Every child who has a hearing loss is entitled to be evaluated to determine what services are needed. Parents are a critical part of every IEP meeting. IEP decisions cannot be made without parent participation. In order to make a determination about what services a child needs it is important to have current diagnostic evaluations. Every child should have a current audiological evaluation which includes testing with technology including speech perception testing at normal and soft conversational levels in quiet and in noise. A current and complete speech-language and listening evaluation by a listening and spoken language specialist or a speech-language pathologist with experience in evaluation and management of children with hearing loss using spoken language will provide critical information about management. Psycho-educational evaluation will provide information about and learning issues which are critical for management. Academic evaluation will tell us what needs to be planned.

Unfortunately most school districts only provide evaluations every 3 years. The ridiculous of this should be obvious. What is appropriate for a child at one point is not necessarily appropriate two or two and a half years later so how can we be using an old evaluation to plan management. Every effort should be made to get the school to at least provide an annual speech-language-listening evaluation to help plan.

Helping school staff understand hearing loss

You cannot assume that the school staff understands what your child hears and what he is missing. Most people assume that once a child has hearing aids they hear. They assume it is like eyeglasses. We need to help school staff understand that even though hearing aids and cochlear implants are terrific, the child is still listening through a damaged auditory system. Here are some points it is helpful to make

  • Hearing aids are terrific but they work best when the child is within 3-6 feet of the person talking and when it is quiet
  • When the talker is more than 6 feet away it will be difficult to hear
  • When there is competing noise it is difficult to hear
  • FM/RM systems will make it much easier to hear in a classroom. EVERY child with a hearing loss will benefit from using a remote microphone systems
  • Hearing comments and questions from other students is very important. If there is no pass around microphone the teacher should repeat other students comments.
  • Keeping the classroom quiet helps a lot. Only one person should be talking at a time. All movable chairs and tables should have footies to reduce noise.

Listening

Make absolutely sure that your child is hearing in the classroom.

  • Make sure your child sees her audiologist on a regular basis – how often s/he recommends.
    • My recommendations – every 3 months before age 4; every 6 months for as long as possible. When a child reaches the point where he can consistently report technology problems it is possible to move to annual evals. It is NEVER alright to go longer than a year to have hearing and technology check with a child.
  • Technology in school
    • Who is going to check the technology every morning? It needs to be checked BOTH at home and at school.
    • Who is going to teach the teacher/nurse/SLP how to check the technology?
    • Who is in charge of selecting and making sure that the FM system is working?
    • Who is going to teach the teacher how to use the FM?
    • Be sure this is all worked out before school starts or you have a few days or weeks where hearing may be difficult

Monitoring progress

Don’t assume everything is moving along as it should.

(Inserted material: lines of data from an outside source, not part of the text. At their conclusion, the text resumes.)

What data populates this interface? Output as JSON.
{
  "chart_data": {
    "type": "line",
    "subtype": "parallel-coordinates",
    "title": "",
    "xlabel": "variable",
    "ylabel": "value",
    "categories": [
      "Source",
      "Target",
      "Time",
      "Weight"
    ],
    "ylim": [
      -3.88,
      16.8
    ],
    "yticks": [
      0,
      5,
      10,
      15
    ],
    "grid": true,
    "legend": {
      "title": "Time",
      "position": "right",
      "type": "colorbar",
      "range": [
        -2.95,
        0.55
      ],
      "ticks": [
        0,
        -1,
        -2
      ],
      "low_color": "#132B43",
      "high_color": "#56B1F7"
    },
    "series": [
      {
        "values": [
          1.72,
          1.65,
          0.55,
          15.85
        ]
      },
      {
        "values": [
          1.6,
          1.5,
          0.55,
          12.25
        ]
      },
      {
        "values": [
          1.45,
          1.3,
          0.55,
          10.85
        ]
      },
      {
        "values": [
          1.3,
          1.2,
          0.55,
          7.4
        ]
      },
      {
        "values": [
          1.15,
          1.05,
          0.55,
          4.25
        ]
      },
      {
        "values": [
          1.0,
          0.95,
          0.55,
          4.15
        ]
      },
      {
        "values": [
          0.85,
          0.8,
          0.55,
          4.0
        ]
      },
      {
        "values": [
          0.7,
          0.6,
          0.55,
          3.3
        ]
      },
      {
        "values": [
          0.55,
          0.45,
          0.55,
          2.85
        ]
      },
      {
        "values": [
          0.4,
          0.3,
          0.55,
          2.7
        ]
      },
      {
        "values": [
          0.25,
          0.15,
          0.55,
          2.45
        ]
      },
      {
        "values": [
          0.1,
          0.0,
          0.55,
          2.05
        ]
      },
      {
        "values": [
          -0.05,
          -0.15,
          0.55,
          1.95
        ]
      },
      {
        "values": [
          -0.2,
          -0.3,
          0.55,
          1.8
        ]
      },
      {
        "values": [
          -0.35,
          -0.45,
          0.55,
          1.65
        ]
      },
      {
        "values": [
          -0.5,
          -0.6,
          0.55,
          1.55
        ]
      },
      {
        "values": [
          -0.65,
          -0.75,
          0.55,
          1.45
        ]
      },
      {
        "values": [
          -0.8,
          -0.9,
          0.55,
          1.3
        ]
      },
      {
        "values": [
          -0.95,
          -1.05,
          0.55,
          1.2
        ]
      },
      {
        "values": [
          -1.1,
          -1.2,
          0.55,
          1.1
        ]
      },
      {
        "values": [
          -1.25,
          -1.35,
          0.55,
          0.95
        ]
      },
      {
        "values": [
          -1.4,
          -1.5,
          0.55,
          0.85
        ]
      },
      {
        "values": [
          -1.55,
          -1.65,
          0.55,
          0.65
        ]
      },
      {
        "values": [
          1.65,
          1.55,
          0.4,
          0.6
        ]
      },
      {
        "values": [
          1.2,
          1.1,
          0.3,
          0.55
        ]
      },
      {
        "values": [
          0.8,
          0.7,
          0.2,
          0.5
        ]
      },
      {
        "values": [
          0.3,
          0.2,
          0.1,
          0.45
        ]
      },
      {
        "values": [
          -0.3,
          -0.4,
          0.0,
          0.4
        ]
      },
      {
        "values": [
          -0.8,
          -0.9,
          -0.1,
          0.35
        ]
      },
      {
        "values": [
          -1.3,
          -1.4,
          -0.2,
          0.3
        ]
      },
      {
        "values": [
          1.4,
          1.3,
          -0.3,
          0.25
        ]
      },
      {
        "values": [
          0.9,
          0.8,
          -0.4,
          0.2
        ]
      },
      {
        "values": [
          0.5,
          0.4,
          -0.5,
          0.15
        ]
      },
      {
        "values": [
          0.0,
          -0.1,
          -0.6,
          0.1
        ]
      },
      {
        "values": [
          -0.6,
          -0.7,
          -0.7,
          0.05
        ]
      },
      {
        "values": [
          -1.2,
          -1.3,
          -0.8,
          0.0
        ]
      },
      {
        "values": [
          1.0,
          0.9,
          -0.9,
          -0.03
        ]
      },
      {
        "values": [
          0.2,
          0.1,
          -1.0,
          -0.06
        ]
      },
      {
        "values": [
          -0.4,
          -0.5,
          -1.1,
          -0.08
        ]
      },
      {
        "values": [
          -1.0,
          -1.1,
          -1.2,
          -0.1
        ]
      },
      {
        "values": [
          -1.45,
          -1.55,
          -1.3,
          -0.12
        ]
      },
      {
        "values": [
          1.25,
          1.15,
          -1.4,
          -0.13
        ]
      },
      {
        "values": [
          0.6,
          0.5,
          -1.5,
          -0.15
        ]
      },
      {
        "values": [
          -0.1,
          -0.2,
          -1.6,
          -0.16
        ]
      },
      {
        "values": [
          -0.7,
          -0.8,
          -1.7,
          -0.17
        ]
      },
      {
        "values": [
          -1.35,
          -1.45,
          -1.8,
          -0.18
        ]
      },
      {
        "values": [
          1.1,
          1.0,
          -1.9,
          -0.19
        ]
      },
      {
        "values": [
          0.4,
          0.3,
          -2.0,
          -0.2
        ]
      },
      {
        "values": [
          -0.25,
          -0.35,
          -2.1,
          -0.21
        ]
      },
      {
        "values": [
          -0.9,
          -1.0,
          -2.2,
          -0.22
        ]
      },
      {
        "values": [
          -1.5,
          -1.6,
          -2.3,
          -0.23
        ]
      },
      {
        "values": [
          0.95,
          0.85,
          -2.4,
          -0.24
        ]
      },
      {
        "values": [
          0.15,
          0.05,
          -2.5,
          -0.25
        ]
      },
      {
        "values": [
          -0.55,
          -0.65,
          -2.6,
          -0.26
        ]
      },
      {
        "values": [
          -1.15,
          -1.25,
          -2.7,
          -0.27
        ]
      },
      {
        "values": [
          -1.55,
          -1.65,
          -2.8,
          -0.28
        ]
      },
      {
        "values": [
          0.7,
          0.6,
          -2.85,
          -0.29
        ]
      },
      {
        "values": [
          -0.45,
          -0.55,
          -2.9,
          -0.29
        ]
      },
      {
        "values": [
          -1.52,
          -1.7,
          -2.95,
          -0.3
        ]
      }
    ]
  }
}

It is important to know how a child is doing in all areas. Children with hearing loss are entitled to be the best they can be. You want to be sure that teachers have appropriate expectations. “Good enough for a deaf kid” is not good enough. Deaf kids have just as much a right to succeed as their typical hearing peers. But they will only succeed if we are measuring progress and then providing what ever assistance is needed to help our kids succeed. Good enough is not good enough.